We’ll tackle your classrooms in a similar way to how Kondo recommends doing your home – sorting by category, discarding first, and using the storage containers and spaces you already have. When we tidy our homes with the KonMari Method, we all know the key question is, “Does this spark joy?” But that question is not as likely to work here – before you know it, you’d have an empty room! But you can still approach it from a positive viewpoint. So while you’re standing there holding a stack of old newsprint, ask yourself, “Is this something I really want to keep?” “Is this still useful to me?” I’m willing to bet that a large portion of what we have in our cabinets is there simply because it always has been. It might have been something that was useful once, but it’s not any longer, and we just don’t take the time to dispose of it. Now is that time.
Don’t Buy Storage Bins
I know you – teachers are lured by pretty bins and tubs and baskets in matching or coordinating colors and patterns. And with back-to-school stuff out now, it all screams, “Buy me!” But I beg you – don’t do it. First of all, the storage bins themselves take up a lot of prime real estate. Secondly, as you are discarding, you will probably free up space in the bins and baskets you already have. Wait until you’ve discarded everything and then see if additional containers are still necessary
Change Your Mindset
This will be toughest of all. Teachers are pack-rats by nature for a couple of reasons. 1) We don’t make a lot of money, so we tend to keep anything that we think can be of use, and 2) Our frugality makes us industrious, so we are convinced that everything can be used for something. Stop the madness! Eliminate “just in case” as a reason for keeping things. When was the last time you actually did an art project in your classroom? I bet it’s been long enough that you can probably let go of the paint and yarn and craft sticks (at least some of them, anyway).
I speak from experience. Before I retired, I spent weeks going through old files and boxes.

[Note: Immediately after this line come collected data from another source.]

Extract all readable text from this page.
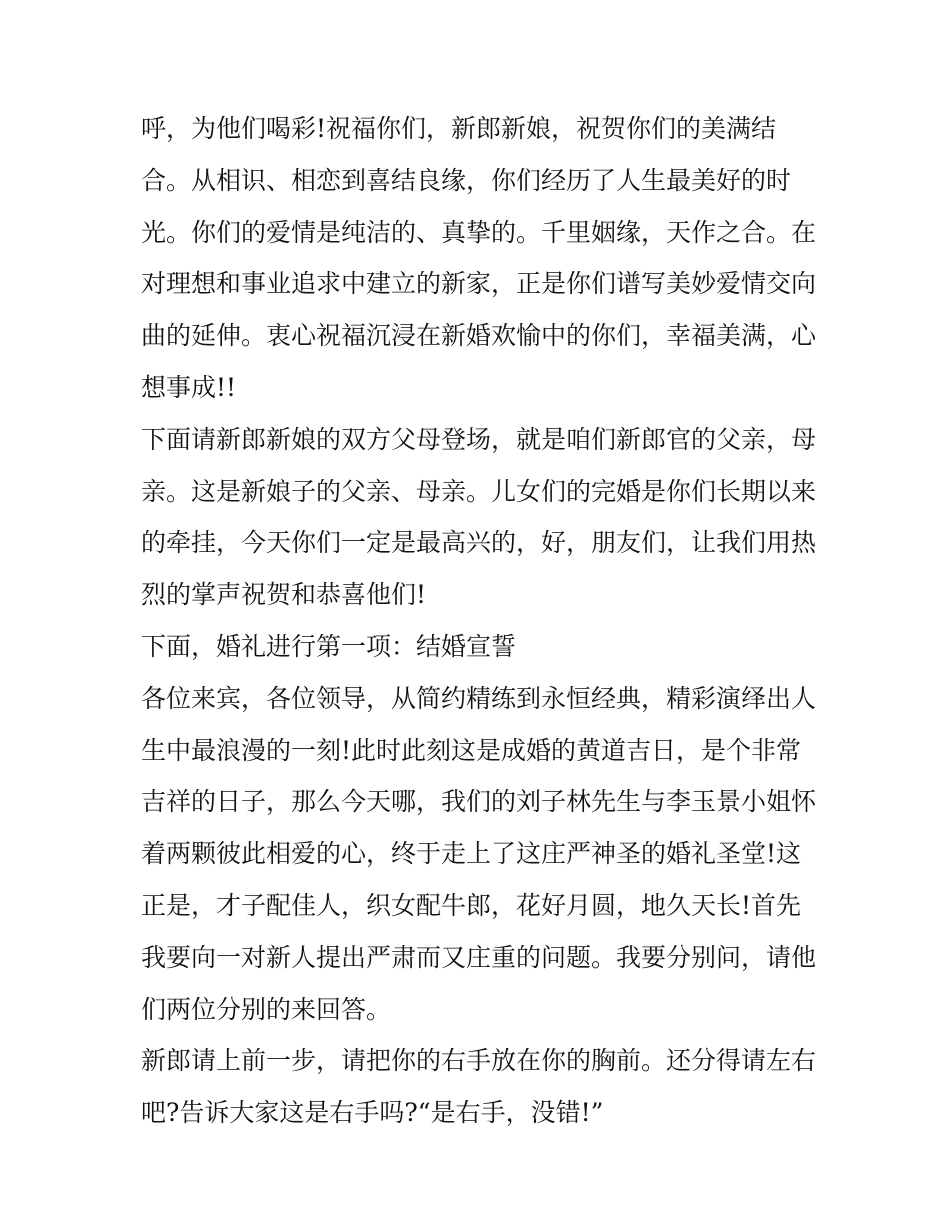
呼，为他们喝彩!祝福你们，新郎新娘，祝贺你们的美满结
合。从相识、相恋到喜结良缘，你们经历了人生最美好的时
光。你们的爱情是纯洁的、真挚的。千里姻缘，天作之合。在
对理想和事业追求中建立的新家，正是你们谱写美妙爱情交向
曲的延伸。衷心祝福沉浸在新婚欢愉中的你们，幸福美满，心
想事成!!
下面请新郎新娘的双方父母登场，就是咱们新郎官的父亲，母
亲。这是新娘子的父亲、母亲。儿女们的完婚是你们长期以来
的牵挂，今天你们一定是最高兴的，好，朋友们，让我们用热
烈的掌声祝贺和恭喜他们!
下面，婚礼进行第一项：结婚宣誓
各位来宾，各位领导，从简约精练到永恒经典，精彩演绎出人
生中最浪漫的一刻!此时此刻这是成婚的黄道吉日，是个非常
吉祥的日子，那么今天哪，我们的刘子林先生与李玉景小姐怀
着两颗彼此相爱的心，终于走上了这庄严神圣的婚礼圣堂!这
正是，才子配佳人，织女配牛郎，花好月圆，地久天长!首先
我要向一对新人提出严肃而又庄重的问题。我要分别问，请他
们两位分别的来回答。
新郎请上前一步，请把你的右手放在你的胸前。还分得请左右
吧?告诉大家这是右手吗?“是右手，没错!”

We all know things can change in an instant so even though I had been out of the classroom for fifteen years, I kept things “just in case” I had to go back. Well, that never happened and even if it had, much of what I kept couldn’t have been reused. I’m pretty sure a worksheet I made using a Thermofax machine back in the ’80s would hardly be relevant today.
So today is step one – create that vision for your classroom, and display it prominently in your room. Then get ready to make that vision a reality.